In version 3, in order to challenge memory usage, I’ve mainly removed one layer of .collect() since .collect() will consume heap memory usage which affects performance. So, I avoid using .chunk() and allocating memory on the heap again in .map() and replace it with the iterator. Why I choose iterator is that their lazily-evaluated nature, don’t allocate on the heap until explicitly told so (with .collect() for instance).

Also, .enumerate() yields pairs so we could use .flat_map() to remove the layer of iterator and collect them as String only once.

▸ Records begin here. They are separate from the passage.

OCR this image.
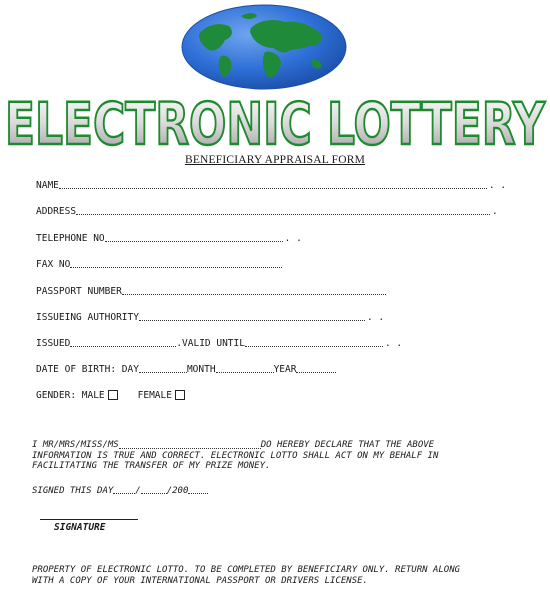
ELECTRONIC LOTTERY
BENEFICIARY APPRAISAL FORM
NAME	. .
ADDRESS	.
TELEPHONE NO	. .
FAX NO
PASSPORT NUMBER
ISSUEING AUTHORITY	. .
ISSUED	.VALID UNTIL	. .
DATE OF BIRTH: DAY	MONTH	YEAR
GENDER: MALE	FEMALE
I MR/MRS/MISS/MS	DO HEREBY DECLARE THAT THE ABOVE
INFORMATION IS TRUE AND CORRECT. ELECTRONIC LOTTO SHALL ACT ON MY BEHALF IN
FACILITATING THE TRANSFER OF MY PRIZE MONEY.
SIGNED THIS DAY /	/200
SIGNATURE
PROPERTY OF ELECTRONIC LOTTO. TO BE COMPLETED BY BENEFICIARY ONLY. RETURN ALONG
WITH A COPY OF YOUR INTERNATIONAL PASSPORT OR DRIVERS LICENSE.
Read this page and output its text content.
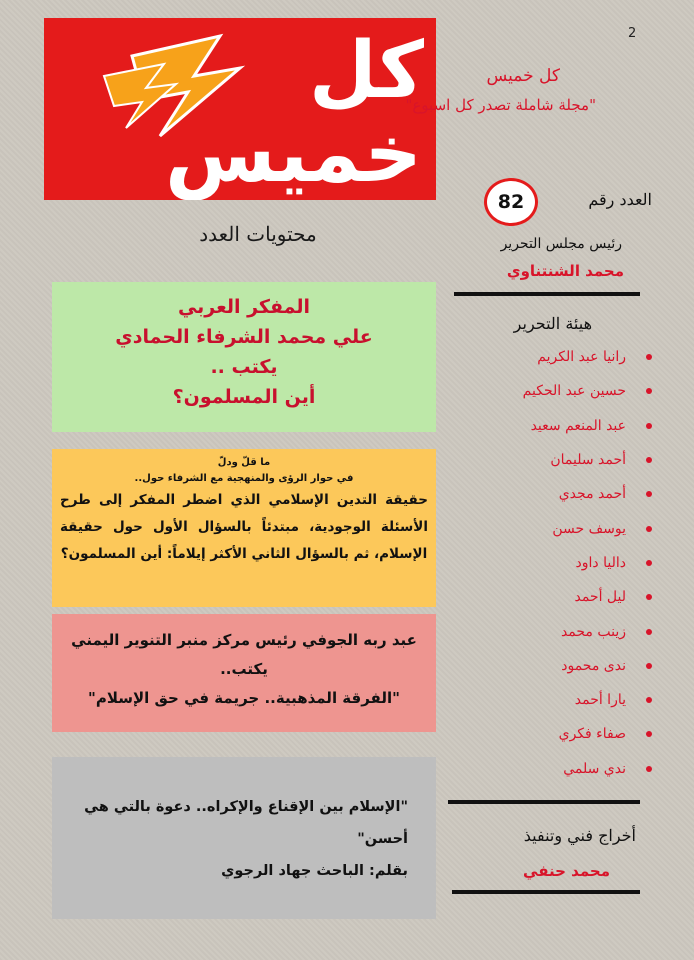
2
كل
خميس
كل خميس
"مجلة شاملة تصدر كل اسبوع"
العدد رقم
82
رئيس مجلس التحرير
محمد الشنتناوي
هيئة التحرير
رانيا عبد الكريم
حسين عبد الحكيم
عبد المنعم سعيد
أحمد سليمان
أحمد مجدي
يوسف حسن
داليا داود
ليل أحمد
زينب محمد
ندى محمود
يارا أحمد
صفاء فكري
ندي سلمي
أخراج فني وتنفيذ
محمد حنفي
محتويات العدد
المفكر العربي
علي محمد الشرفاء الحمادي
يكتب ..
أين المسلمون؟
ما قلّ ودلّ
في حوار الرؤى والمنهجية مع الشرفاء حول..
حقيقة التدين الإسلامي الذي اضطر المفكر إلى طرح الأسئلة الوجودية، مبتدئاً بالسؤال الأول حول حقيقة الإسلام، ثم بالسؤال الثاني الأكثر إيلاماً: أين المسلمون؟
عبد ربه الجوفي رئيس مركز منبر التنوير اليمني
يكتب..
"الفرقة المذهبية.. جريمة في حق الإسلام"
"الإسلام بين الإقناع والإكراه.. دعوة بالتي هي
أحسن"
بقلم: الباحث جهاد الرجوي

Saving memory allocation on the heap. Goal Achieved.

Version 4

const PLAIN: &str = "abcdefghijklmnopqrstuvwxyz";
const CIPHER: &str = "zyxwvutsrqponmlkjihgfedcba";

/// return Iterator type: https://gist.github.com/conundrumer/4e57c14705055bb2deac1b9fde84f83b
pub fn atbash<'a>(text: &'a str) -> impl Iterator<Item=char> + 'a {
    text
        .chars()
        .flat_map(|x| x.to_lowercase())
        .filter(|&x| x.is_ascii_alphabetic() || x.is_ascii_digit())
        .map(|f| {
            match PLAIN.find(f) {
                Some(c) => PLAIN.chars().rev().nth(c),
                None => Some(f),
            }.unwrap()
        })
}

/// "Encipher" with the Atbash cipher.
pub fn encode(plain: &str) -> String {
    let tmp = atbash(plain);
    tmp
        .enumerate()
        .flat_map(|(i, c)| {
            if i.rem_euclid(5) == 0 && i != 0 {
                Some(' ')
            } else {
                None
            }.into_iter().chain(std::iter::once(c))
        })
        .collect::<String>()
}

/// "Decipher" with the Atbash cipher.
pub fn decode(cipher: &str) -> String {
    atbash(cipher).collect()
}

In version 4, atbash() no longer returns Vec<char>, which avoids the memory allocation on the heap again. But returning Iterator is a little bit tricky. You can find more examples in here.

Another change is that I move backward of .to_lowercase() and use .flat_map() instead since filtering all upprcase outside the function atbash() is not graceful and does not conform to the engineering.

So, basically in this version, .collect() operation is only used once. Memory allocation on the heap only happens once as well.

The End